Tech

Comparing Nvidia DLSS vs AMD FSR in the same games: Round 1

TL;DR: The ultimate question that most gamers have been asking is: is DLSS or FSR “better” That’s a near impossible question because there are lots of factors to consider: visual quality, performance, artifacting, specific game support, and so on. Neither technology will be the best in all those categories. But in the area that perhaps matters the most – the balance of visual quality and performance – generally speaking DLSS 2.0 is better, though to the degree it’s better varies significantly depending on the game and playing conditions.

We’ve covered DLSS in-depth a few times as it’s progressed and improved, and we recently took an early look at FSR, so without rehashing much about how they work, you should know these are two fundamentally different technologies attempting to achieve the same outcome: improve performance without a significant loss to visual quality.
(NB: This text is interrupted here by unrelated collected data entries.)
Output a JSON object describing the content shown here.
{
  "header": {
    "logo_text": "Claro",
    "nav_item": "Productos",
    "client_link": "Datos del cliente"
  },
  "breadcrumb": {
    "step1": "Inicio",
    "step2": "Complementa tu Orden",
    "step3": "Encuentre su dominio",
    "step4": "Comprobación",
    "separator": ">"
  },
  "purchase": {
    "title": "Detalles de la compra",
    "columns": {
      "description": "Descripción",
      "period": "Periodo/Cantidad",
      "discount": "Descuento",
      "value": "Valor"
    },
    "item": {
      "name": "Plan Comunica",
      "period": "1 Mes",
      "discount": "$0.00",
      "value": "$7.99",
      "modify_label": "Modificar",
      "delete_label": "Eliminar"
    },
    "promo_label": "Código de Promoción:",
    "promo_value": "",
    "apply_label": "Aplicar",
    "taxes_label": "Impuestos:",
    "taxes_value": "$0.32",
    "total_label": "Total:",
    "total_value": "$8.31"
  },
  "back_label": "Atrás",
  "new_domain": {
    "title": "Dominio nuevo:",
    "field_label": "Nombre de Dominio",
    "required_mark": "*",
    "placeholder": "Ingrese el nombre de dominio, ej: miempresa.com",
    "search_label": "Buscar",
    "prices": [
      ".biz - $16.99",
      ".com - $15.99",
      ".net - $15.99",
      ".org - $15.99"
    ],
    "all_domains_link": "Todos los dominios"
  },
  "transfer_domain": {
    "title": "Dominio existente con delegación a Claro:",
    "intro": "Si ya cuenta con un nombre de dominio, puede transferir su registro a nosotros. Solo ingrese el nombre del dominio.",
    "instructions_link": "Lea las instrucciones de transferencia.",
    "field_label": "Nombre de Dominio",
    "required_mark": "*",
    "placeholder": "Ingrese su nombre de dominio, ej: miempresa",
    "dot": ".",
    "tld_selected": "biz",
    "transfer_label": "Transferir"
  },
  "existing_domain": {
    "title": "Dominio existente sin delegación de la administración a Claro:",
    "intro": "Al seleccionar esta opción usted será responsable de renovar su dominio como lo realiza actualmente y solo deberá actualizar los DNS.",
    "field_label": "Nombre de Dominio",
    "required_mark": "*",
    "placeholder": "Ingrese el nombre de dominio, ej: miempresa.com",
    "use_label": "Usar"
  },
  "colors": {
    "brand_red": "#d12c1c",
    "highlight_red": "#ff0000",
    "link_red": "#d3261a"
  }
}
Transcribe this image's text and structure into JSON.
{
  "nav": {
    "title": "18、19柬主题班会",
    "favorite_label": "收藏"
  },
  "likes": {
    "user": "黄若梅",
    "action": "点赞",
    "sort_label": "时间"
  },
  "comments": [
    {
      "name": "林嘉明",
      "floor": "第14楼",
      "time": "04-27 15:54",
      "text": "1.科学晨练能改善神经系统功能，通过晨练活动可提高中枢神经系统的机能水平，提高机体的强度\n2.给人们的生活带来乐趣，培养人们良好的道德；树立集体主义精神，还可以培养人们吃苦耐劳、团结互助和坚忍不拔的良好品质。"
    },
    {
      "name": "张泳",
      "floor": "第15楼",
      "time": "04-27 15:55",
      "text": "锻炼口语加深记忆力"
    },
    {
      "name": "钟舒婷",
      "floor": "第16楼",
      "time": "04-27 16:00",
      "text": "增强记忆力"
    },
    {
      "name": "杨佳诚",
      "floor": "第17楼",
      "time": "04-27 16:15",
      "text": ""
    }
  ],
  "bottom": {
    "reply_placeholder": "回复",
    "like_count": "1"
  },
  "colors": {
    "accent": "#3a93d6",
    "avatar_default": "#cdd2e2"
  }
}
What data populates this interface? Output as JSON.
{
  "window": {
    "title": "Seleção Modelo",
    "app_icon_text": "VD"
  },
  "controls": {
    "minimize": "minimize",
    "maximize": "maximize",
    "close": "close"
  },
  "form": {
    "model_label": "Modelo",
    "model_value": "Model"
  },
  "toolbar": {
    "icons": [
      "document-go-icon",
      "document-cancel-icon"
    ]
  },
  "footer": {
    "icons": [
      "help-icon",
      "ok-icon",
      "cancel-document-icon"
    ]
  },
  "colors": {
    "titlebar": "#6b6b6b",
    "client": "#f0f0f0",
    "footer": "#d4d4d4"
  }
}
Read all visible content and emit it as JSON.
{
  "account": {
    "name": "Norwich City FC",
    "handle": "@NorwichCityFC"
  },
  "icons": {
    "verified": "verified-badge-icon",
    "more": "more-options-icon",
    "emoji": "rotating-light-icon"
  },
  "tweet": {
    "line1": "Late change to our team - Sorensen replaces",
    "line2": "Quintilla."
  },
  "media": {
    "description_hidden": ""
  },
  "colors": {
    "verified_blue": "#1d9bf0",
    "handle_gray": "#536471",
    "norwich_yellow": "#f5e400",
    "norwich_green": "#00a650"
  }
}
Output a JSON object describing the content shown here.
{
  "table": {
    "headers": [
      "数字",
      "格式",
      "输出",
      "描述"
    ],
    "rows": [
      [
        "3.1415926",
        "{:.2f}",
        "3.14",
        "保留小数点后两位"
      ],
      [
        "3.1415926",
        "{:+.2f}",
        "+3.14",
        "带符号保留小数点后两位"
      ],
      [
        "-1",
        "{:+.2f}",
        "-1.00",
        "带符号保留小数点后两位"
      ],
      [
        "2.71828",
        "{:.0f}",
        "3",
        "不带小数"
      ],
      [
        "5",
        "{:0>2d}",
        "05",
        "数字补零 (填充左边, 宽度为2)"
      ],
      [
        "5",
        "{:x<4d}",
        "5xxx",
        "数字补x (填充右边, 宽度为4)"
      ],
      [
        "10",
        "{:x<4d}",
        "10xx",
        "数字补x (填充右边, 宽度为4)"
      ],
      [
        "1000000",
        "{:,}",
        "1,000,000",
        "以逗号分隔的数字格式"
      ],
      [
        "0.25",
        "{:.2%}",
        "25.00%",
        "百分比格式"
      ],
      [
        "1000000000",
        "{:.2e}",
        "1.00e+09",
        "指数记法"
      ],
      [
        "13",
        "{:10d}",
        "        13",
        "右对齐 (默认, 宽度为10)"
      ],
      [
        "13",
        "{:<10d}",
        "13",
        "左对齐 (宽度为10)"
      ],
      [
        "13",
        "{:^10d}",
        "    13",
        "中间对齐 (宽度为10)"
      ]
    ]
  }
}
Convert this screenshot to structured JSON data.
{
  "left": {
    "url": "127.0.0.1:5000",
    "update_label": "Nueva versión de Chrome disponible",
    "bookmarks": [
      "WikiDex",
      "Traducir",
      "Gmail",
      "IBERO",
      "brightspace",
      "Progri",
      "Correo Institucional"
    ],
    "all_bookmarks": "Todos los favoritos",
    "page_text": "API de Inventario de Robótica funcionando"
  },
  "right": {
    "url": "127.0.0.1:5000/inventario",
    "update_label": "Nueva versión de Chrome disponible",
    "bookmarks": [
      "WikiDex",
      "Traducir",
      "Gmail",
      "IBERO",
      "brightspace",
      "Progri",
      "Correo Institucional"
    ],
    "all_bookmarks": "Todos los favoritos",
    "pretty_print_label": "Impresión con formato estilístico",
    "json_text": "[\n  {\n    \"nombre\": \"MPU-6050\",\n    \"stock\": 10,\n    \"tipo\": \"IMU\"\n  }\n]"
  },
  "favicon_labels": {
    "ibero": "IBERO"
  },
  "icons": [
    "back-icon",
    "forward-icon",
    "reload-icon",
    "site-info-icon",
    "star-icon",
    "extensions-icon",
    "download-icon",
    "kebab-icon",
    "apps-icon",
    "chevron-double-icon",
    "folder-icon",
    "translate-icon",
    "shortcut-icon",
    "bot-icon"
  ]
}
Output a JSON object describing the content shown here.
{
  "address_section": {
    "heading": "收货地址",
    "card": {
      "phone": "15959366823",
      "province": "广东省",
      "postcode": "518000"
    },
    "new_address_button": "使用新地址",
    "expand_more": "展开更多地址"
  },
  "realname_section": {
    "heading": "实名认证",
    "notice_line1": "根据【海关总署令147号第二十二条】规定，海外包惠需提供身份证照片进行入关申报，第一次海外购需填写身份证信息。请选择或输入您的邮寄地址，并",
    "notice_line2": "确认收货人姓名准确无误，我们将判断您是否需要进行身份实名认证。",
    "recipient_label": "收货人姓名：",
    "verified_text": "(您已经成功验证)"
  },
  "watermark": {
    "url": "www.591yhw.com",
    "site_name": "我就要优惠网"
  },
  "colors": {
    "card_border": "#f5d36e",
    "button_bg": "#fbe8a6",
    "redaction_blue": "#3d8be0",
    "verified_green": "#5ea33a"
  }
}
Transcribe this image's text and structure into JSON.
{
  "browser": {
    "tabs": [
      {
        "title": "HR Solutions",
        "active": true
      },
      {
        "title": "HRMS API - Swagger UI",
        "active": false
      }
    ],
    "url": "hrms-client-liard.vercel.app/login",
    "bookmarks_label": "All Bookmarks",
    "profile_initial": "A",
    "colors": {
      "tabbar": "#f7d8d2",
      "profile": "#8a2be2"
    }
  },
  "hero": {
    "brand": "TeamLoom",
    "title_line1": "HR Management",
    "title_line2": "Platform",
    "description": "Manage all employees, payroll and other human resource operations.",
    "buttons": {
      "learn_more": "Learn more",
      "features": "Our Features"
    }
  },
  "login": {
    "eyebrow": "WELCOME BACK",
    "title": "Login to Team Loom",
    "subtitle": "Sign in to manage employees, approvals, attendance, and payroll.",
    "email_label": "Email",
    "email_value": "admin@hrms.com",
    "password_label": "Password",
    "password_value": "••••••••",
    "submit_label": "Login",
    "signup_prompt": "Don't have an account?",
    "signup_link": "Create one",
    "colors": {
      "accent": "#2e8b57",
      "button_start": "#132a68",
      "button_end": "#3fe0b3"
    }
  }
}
AMD’s FSR is the more simple technique. It’s a spatial upscaling technology that combines edge detection upscaling with a sharpening pass. Nvidia’s DLSS on the other hand is more complex, incorporating temporal data including prior frames and motion vectors, and uses an AI network to assist with the image reconstruction process. Both require games-specific integration, ideally before final post-processing and UI effects are added, and both feature several modes in their standard configuration.

There are several games now supporting both techniques, and the two we’re focusing on in this video are Marvel’s Avengers and Necromunda Hired Gun. Avengers is developed by Crystal Dynamics and uses their in house Foundation Engine, similar to the prior Tomb Raider games they have worked on. Meanwhile, Necromunda is a game from Streum On Studio set in the Warhammer 40K universe that uses Unreal Engine 4. The integration of FSR in Avengers came as a bit of a surprise as it wasn’t a title AMD listed in their launch presentation.

Both titles use the first iteration of FSR which AMD are calling FSR 1.0, and they are making it pretty clear in their documentation that they’d like people to use “FSR 1.0” branding in their games. Meanwhile, both of these titles use a variant of DLSS 2.0.

This is the kind of test that has both a performance and image quality components, so check out the video above for all those. We’re mostly interested in which modes of DLSS and FSR perform the same, rather than comparing both at the same base render resolution, which is not that relevant for real world usage outside of “for science” investigations.